Find a story that interests you
Nascom, India’s top technology agency, said these crawlers are particularly damaging when news publishers use content created without attribution. “If using copyrighted data to train an AI model falls under fair use, then that use is invalid,” Raj Shekhar, head of responsible AI at Nasscom, told ET. “The legal dispute between ANI Media and OpenAI is a wake-up call for AI developers to be aware of IP (intellectual property) laws when collecting training data. Intellectual property experts should be consulted to ensure compliant data practices and avoid potential liability.”
“Scraping introduces significant overhead and impacts website performance. It interacts with the site intensively and This is done by trying to collect every piece of content, which slows down performance.
According to Cloudflare’s analysis of the top 10,000 internet domains, three AI bots accounted for the highest share of visited websites: Bytespider (40.40%), operated by China’s TikTok, and GPTBot (40.40%), operated by OpenAI. 35.46%) and ClaudeBot (11.17%) operated by Anthropic. Although these AI bots follow the rules, Cloudflare says the overwhelming majority of its customers choose to block them. Meanwhile, CCBot, developed by Common Crawl, scrapes the web to create open-source datasets that anyone can use.
Features of AI crawler
Unlike traditional crawlers, AI crawlers target high-quality text, images, and videos that can enrich your training dataset. AI-powered crawlers are more intelligent than traditional search engine crawlers that “just crawl, collect data, and stop there,” Akamai’s Koh said. “Their intelligence is used not only to select data, but also to classify and prioritize data.

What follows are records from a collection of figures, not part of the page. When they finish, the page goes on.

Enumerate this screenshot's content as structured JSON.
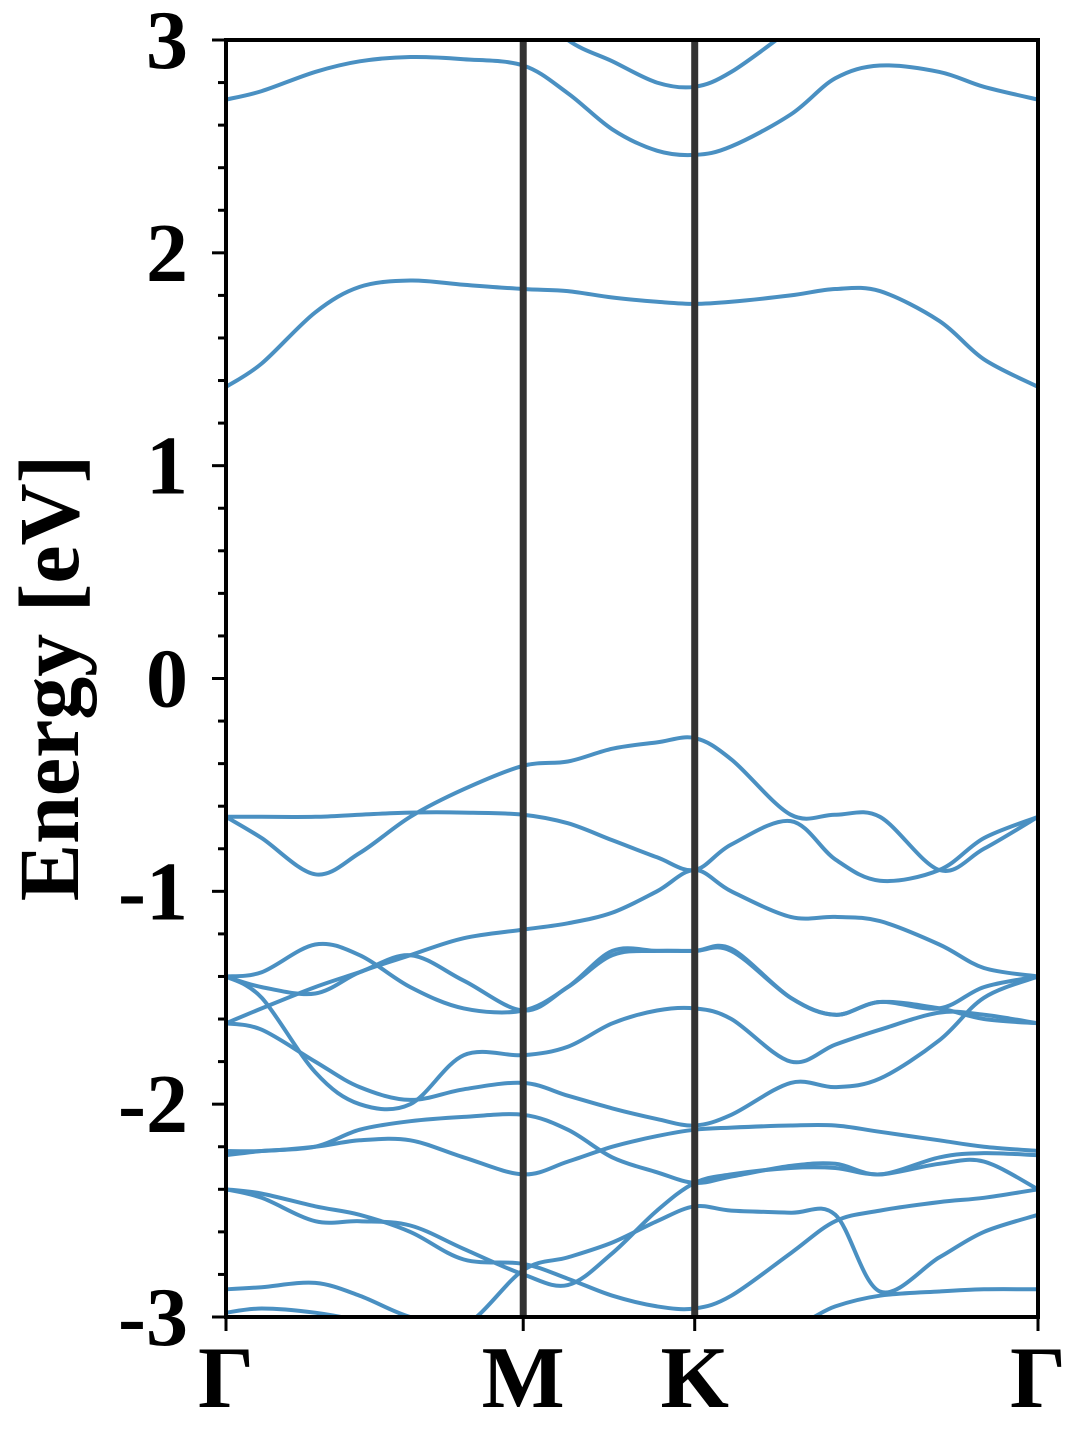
{
  "chart_data": {
    "type": "line",
    "ylabel": "Energy [eV]",
    "xlabel": "",
    "title": "",
    "ylim": [
      -3,
      3
    ],
    "yticks": [
      3,
      2,
      1,
      0,
      -1,
      -2,
      -3
    ],
    "ytick_labels": [
      "3",
      "2",
      "1",
      "0",
      "-1",
      "-2",
      "-3"
    ],
    "kpoints": [
      {
        "label": "Γ",
        "k": 0
      },
      {
        "label": "M",
        "k": 1
      },
      {
        "label": "K",
        "k": 1.577
      },
      {
        "label": "Γ",
        "k": 2.732
      }
    ],
    "grid": false,
    "line_color": "#4a90c2",
    "kline_color": "#333333",
    "bands": [
      {
        "k": [
          0,
          0.12,
          0.3,
          0.45,
          0.62,
          0.8,
          1,
          1.15,
          1.3,
          1.45,
          1.577,
          1.7,
          1.9,
          2.05,
          2.2,
          2.4,
          2.55,
          2.732
        ],
        "e": [
          -2.98,
          -2.96,
          -2.98,
          -3.02,
          -3.1,
          -3.2,
          -3.2,
          -3.12,
          -3.05,
          -3.01,
          -3.0,
          -3.01,
          -3.04,
          -2.95,
          -2.9,
          -2.88,
          -2.87,
          -2.87
        ]
      },
      {
        "k": [
          0,
          0.12,
          0.3,
          0.45,
          0.62,
          0.8,
          1,
          1.15,
          1.3,
          1.45,
          1.577,
          1.7,
          1.9,
          2.05,
          2.2,
          2.4,
          2.55,
          2.732
        ],
        "e": [
          -2.87,
          -2.86,
          -2.84,
          -2.9,
          -3.0,
          -3.04,
          -2.78,
          -2.72,
          -2.65,
          -2.55,
          -2.48,
          -2.5,
          -2.51,
          -2.52,
          -2.88,
          -2.72,
          -2.6,
          -2.52
        ]
      },
      {
        "k": [
          0,
          0.12,
          0.3,
          0.45,
          0.62,
          0.8,
          1,
          1.15,
          1.3,
          1.45,
          1.577,
          1.7,
          1.9,
          2.05,
          2.2,
          2.4,
          2.55,
          2.732
        ],
        "e": [
          -2.4,
          -2.42,
          -2.48,
          -2.52,
          -2.6,
          -2.73,
          -2.75,
          -2.82,
          -2.9,
          -2.95,
          -2.96,
          -2.9,
          -2.7,
          -2.55,
          -2.5,
          -2.46,
          -2.44,
          -2.4
        ]
      },
      {
        "k": [
          0,
          0.12,
          0.3,
          0.45,
          0.62,
          0.8,
          1,
          1.15,
          1.3,
          1.45,
          1.577,
          1.7,
          1.9,
          2.05,
          2.2,
          2.4,
          2.55,
          2.732
        ],
        "e": [
          -2.4,
          -2.44,
          -2.55,
          -2.55,
          -2.57,
          -2.68,
          -2.8,
          -2.85,
          -2.7,
          -2.5,
          -2.37,
          -2.33,
          -2.3,
          -2.3,
          -2.33,
          -2.28,
          -2.27,
          -2.4
        ]
      },
      {
        "k": [
          0,
          0.12,
          0.3,
          0.45,
          0.62,
          0.8,
          1,
          1.15,
          1.3,
          1.45,
          1.577,
          1.7,
          1.9,
          2.05,
          2.2,
          2.4,
          2.55,
          2.732
        ],
        "e": [
          -2.22,
          -2.22,
          -2.2,
          -2.17,
          -2.17,
          -2.25,
          -2.33,
          -2.27,
          -2.2,
          -2.15,
          -2.12,
          -2.11,
          -2.1,
          -2.1,
          -2.13,
          -2.17,
          -2.2,
          -2.22
        ]
      },
      {
        "k": [
          0,
          0.12,
          0.3,
          0.45,
          0.62,
          0.8,
          1,
          1.15,
          1.3,
          1.45,
          1.577,
          1.7,
          1.9,
          2.05,
          2.2,
          2.4,
          2.55,
          2.732
        ],
        "e": [
          -2.24,
          -2.22,
          -2.2,
          -2.12,
          -2.08,
          -2.06,
          -2.05,
          -2.12,
          -2.25,
          -2.32,
          -2.37,
          -2.34,
          -2.29,
          -2.28,
          -2.33,
          -2.25,
          -2.23,
          -2.24
        ]
      },
      {
        "k": [
          0,
          0.12,
          0.3,
          0.45,
          0.62,
          0.8,
          1,
          1.15,
          1.3,
          1.45,
          1.577,
          1.7,
          1.9,
          2.05,
          2.2,
          2.4,
          2.55,
          2.732
        ],
        "e": [
          -1.62,
          -1.65,
          -1.8,
          -1.92,
          -1.98,
          -1.93,
          -1.9,
          -1.96,
          -2.02,
          -2.07,
          -2.1,
          -2.05,
          -1.9,
          -1.92,
          -1.88,
          -1.7,
          -1.5,
          -1.4
        ]
      },
      {
        "k": [
          0,
          0.12,
          0.3,
          0.45,
          0.62,
          0.8,
          1,
          1.15,
          1.3,
          1.45,
          1.577,
          1.7,
          1.9,
          2.05,
          2.2,
          2.4,
          2.55,
          2.732
        ],
        "e": [
          -1.4,
          -1.5,
          -1.85,
          -2.0,
          -2.0,
          -1.77,
          -1.77,
          -1.73,
          -1.62,
          -1.56,
          -1.55,
          -1.6,
          -1.8,
          -1.72,
          -1.65,
          -1.57,
          -1.58,
          -1.62
        ]
      },
      {
        "k": [
          0,
          0.12,
          0.3,
          0.45,
          0.62,
          0.8,
          1,
          1.15,
          1.3,
          1.45,
          1.577,
          1.7,
          1.9,
          2.05,
          2.2,
          2.4,
          2.55,
          2.732
        ],
        "e": [
          -1.62,
          -1.55,
          -1.45,
          -1.38,
          -1.3,
          -1.42,
          -1.56,
          -1.45,
          -1.3,
          -1.28,
          -1.28,
          -1.27,
          -1.5,
          -1.58,
          -1.52,
          -1.55,
          -1.6,
          -1.62
        ]
      },
      {
        "k": [
          0,
          0.12,
          0.3,
          0.45,
          0.62,
          0.8,
          1,
          1.15,
          1.3,
          1.45,
          1.577,
          1.7,
          1.9,
          2.05,
          2.2,
          2.4,
          2.55,
          2.732
        ],
        "e": [
          -1.4,
          -1.38,
          -1.25,
          -1.3,
          -1.45,
          -1.55,
          -1.56,
          -1.45,
          -1.28,
          -1.28,
          -1.28,
          -1.28,
          -1.5,
          -1.58,
          -1.52,
          -1.55,
          -1.45,
          -1.4
        ]
      },
      {
        "k": [
          0,
          0.12,
          0.3,
          0.45,
          0.62,
          0.8,
          1,
          1.15,
          1.3,
          1.45,
          1.577,
          1.7,
          1.9,
          2.05,
          2.2,
          2.4,
          2.55,
          2.732
        ],
        "e": [
          -0.65,
          -0.75,
          -0.92,
          -0.82,
          -0.65,
          -0.52,
          -0.41,
          -0.39,
          -0.33,
          -0.3,
          -0.28,
          -0.38,
          -0.64,
          -0.64,
          -0.65,
          -0.9,
          -0.8,
          -0.65
        ]
      },
      {
        "k": [
          0,
          0.12,
          0.3,
          0.45,
          0.62,
          0.8,
          1,
          1.15,
          1.3,
          1.45,
          1.577,
          1.7,
          1.9,
          2.05,
          2.2,
          2.4,
          2.55,
          2.732
        ],
        "e": [
          -0.65,
          -0.65,
          -0.65,
          -0.64,
          -0.63,
          -0.63,
          -0.64,
          -0.68,
          -0.76,
          -0.84,
          -0.9,
          -0.78,
          -0.67,
          -0.85,
          -0.95,
          -0.9,
          -0.75,
          -0.65
        ]
      },
      {
        "k": [
          0,
          0.12,
          0.3,
          0.45,
          0.62,
          0.8,
          1,
          1.15,
          1.3,
          1.45,
          1.577,
          1.7,
          1.9,
          2.05,
          2.2,
          2.4,
          2.55,
          2.732
        ],
        "e": [
          -1.4,
          -1.45,
          -1.48,
          -1.38,
          -1.3,
          -1.22,
          -1.18,
          -1.15,
          -1.1,
          -1.0,
          -0.9,
          -1.0,
          -1.12,
          -1.12,
          -1.14,
          -1.25,
          -1.36,
          -1.4
        ]
      },
      {
        "k": [
          0,
          0.12,
          0.3,
          0.45,
          0.62,
          0.8,
          1,
          1.15,
          1.3,
          1.45,
          1.577,
          1.7,
          1.9,
          2.05,
          2.2,
          2.4,
          2.55,
          2.732
        ],
        "e": [
          1.37,
          1.48,
          1.72,
          1.84,
          1.87,
          1.85,
          1.83,
          1.82,
          1.79,
          1.77,
          1.76,
          1.77,
          1.8,
          1.83,
          1.82,
          1.68,
          1.5,
          1.37
        ]
      },
      {
        "k": [
          0,
          0.12,
          0.3,
          0.45,
          0.62,
          0.8,
          1,
          1.15,
          1.3,
          1.45,
          1.577,
          1.7,
          1.9,
          2.05,
          2.2,
          2.4,
          2.55,
          2.732
        ],
        "e": [
          2.72,
          2.76,
          2.85,
          2.9,
          2.92,
          2.91,
          2.88,
          2.75,
          2.58,
          2.48,
          2.46,
          2.5,
          2.65,
          2.82,
          2.88,
          2.85,
          2.78,
          2.72
        ]
      },
      {
        "k": [
          0,
          0.12,
          0.3,
          0.45,
          0.62,
          0.8,
          1,
          1.15,
          1.3,
          1.45,
          1.577,
          1.7,
          1.9,
          2.05,
          2.2,
          2.4,
          2.55,
          2.732
        ],
        "e": [
          3.2,
          3.2,
          3.2,
          3.2,
          3.2,
          3.2,
          3.2,
          3.0,
          2.9,
          2.8,
          2.78,
          2.85,
          3.05,
          3.2,
          3.2,
          3.2,
          3.2,
          3.2
        ]
      }
    ]
  }
}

This is because even after crawling, indexing, and scraping all the data, you still have to decide what the data will be used for. “It means we can handle it,” he said.
Traditionally, web scraper bots follow the robots.txt protocol for guidance on what can be indexed. Traditional search engine bots like GoogleBot and BingBot comply with this and stay away from intellectual property. However, AI bots have been found to violate robots.txt principles in multiple instances. “Google and Bing follow predictable and transparent indexing schedules, so your website won’t be overwhelmed. For example, Google makes it clear how often a particular domain should be indexed. Companies can anticipate and manage potential performance impacts,” said Koh. “As newer, more aggressive crawlers emerge, such as those driven by AI, the situation becomes less predictable. These crawlers do not necessarily operate on a fixed schedule, and their scraping activity becomes more intensive. It may be done.”

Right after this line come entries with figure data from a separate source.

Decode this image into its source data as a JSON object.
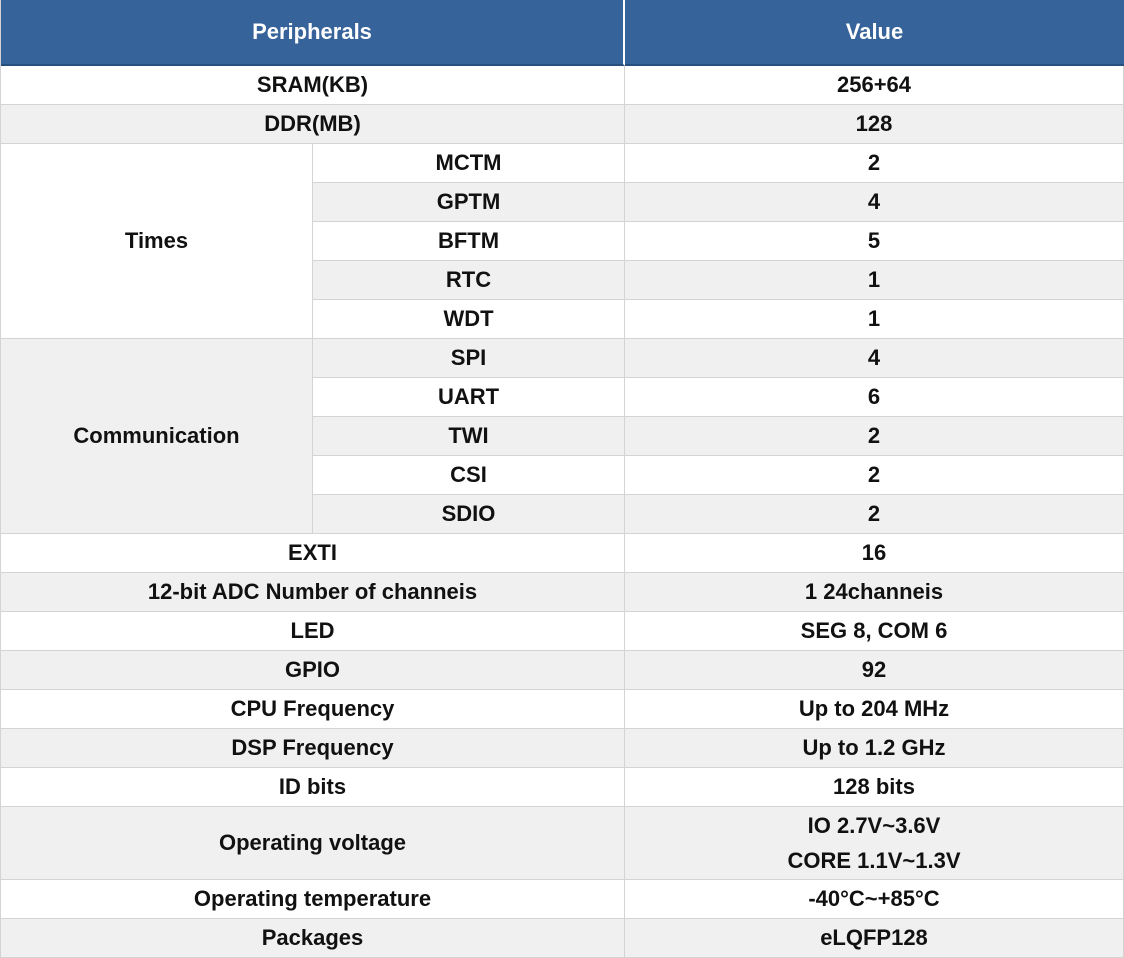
{
  "colors": {
    "header_bg": "#36639a",
    "header_text": "#ffffff",
    "header_bottom_edge": "#27507f",
    "row_alt_bg": "#f0f0f0",
    "row_bg": "#ffffff",
    "grid_line": "#d4d4d4",
    "body_text": "#1a1a1a"
  },
  "chart_data": {
    "type": "table",
    "title": "Peripherals / Value specification table",
    "columns": [
      "Peripherals",
      "Value"
    ],
    "rows": [
      {
        "label": "SRAM(KB)",
        "value": "256+64"
      },
      {
        "label": "DDR(MB)",
        "value": "128"
      },
      {
        "group": "Times",
        "label": "MCTM",
        "value": "2"
      },
      {
        "group": "Times",
        "label": "GPTM",
        "value": "4"
      },
      {
        "group": "Times",
        "label": "BFTM",
        "value": "5"
      },
      {
        "group": "Times",
        "label": "RTC",
        "value": "1"
      },
      {
        "group": "Times",
        "label": "WDT",
        "value": "1"
      },
      {
        "group": "Communication",
        "label": "SPI",
        "value": "4"
      },
      {
        "group": "Communication",
        "label": "UART",
        "value": "6"
      },
      {
        "group": "Communication",
        "label": "TWI",
        "value": "2"
      },
      {
        "group": "Communication",
        "label": "CSI",
        "value": "2"
      },
      {
        "group": "Communication",
        "label": "SDIO",
        "value": "2"
      },
      {
        "label": "EXTI",
        "value": "16"
      },
      {
        "label": "12-bit ADC Number of channeis",
        "value": "1 24channeis"
      },
      {
        "label": "LED",
        "value": "SEG 8, COM 6"
      },
      {
        "label": "GPIO",
        "value": "92"
      },
      {
        "label": "CPU Frequency",
        "value": "Up to 204 MHz"
      },
      {
        "label": "DSP Frequency",
        "value": "Up to 1.2 GHz"
      },
      {
        "label": "ID bits",
        "value": "128 bits"
      },
      {
        "label": "Operating voltage",
        "value": "IO 2.7V~3.6V / CORE 1.1V~1.3V"
      },
      {
        "label": "Operating temperature",
        "value": "-40°C~+85°C"
      },
      {
        "label": "Packages",
        "value": "eLQFP128"
      }
    ]
  },
  "table": {
    "header": {
      "col_peripherals": "Peripherals",
      "col_value": "Value"
    },
    "groups": {
      "times": "Times",
      "communication": "Communication"
    },
    "rows": {
      "sram": {
        "label": "SRAM(KB)",
        "value": "256+64"
      },
      "ddr": {
        "label": "DDR(MB)",
        "value": "128"
      },
      "mctm": {
        "label": "MCTM",
        "value": "2"
      },
      "gptm": {
        "label": "GPTM",
        "value": "4"
      },
      "bftm": {
        "label": "BFTM",
        "value": "5"
      },
      "rtc": {
        "label": "RTC",
        "value": "1"
      },
      "wdt": {
        "label": "WDT",
        "value": "1"
      },
      "spi": {
        "label": "SPI",
        "value": "4"
      },
      "uart": {
        "label": "UART",
        "value": "6"
      },
      "twi": {
        "label": "TWI",
        "value": "2"
      },
      "csi": {
        "label": "CSI",
        "value": "2"
      },
      "sdio": {
        "label": "SDIO",
        "value": "2"
      },
      "exti": {
        "label": "EXTI",
        "value": "16"
      },
      "adc": {
        "label": "12-bit ADC Number of channeis",
        "value": "1 24channeis"
      },
      "led": {
        "label": "LED",
        "value": "SEG 8, COM 6"
      },
      "gpio": {
        "label": "GPIO",
        "value": "92"
      },
      "cpu": {
        "label": "CPU Frequency",
        "value": "Up to 204 MHz"
      },
      "dsp": {
        "label": "DSP Frequency",
        "value": "Up to 1.2 GHz"
      },
      "idbits": {
        "label": "ID bits",
        "value": "128 bits"
      },
      "voltage": {
        "label": "Operating voltage",
        "value_line1": "IO 2.7V~3.6V",
        "value_line2": "CORE 1.1V~1.3V"
      },
      "temp": {
        "label": "Operating temperature",
        "value": "-40°C~+85°C"
      },
      "package": {
        "label": "Packages",
        "value": "eLQFP128"
      }
    }
  }
}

Koh warned of a third category of crawlers that are malicious in nature and use data to commit fraud. According to Akamai’s State of The Internet study, more than 40% of all internet traffic comes from bots, and about 65% of that comes from malicious bots.
cannot block everything
However, experts say eliminating AI crawlers is not the ultimate solution as they still need to discover your website. If AI search is to become the new way of searching, websites need to appear in commercial search engine results to be discovered and attract customers, they said. “Enterprises will be concerned about whether we are blocking crawling and bot activity that generates legitimate revenue, or whether we are allowing too much malicious activity to occur on our websites. Is it too much? It’s a very delicate balance and they need to understand it,” Mr Koh said.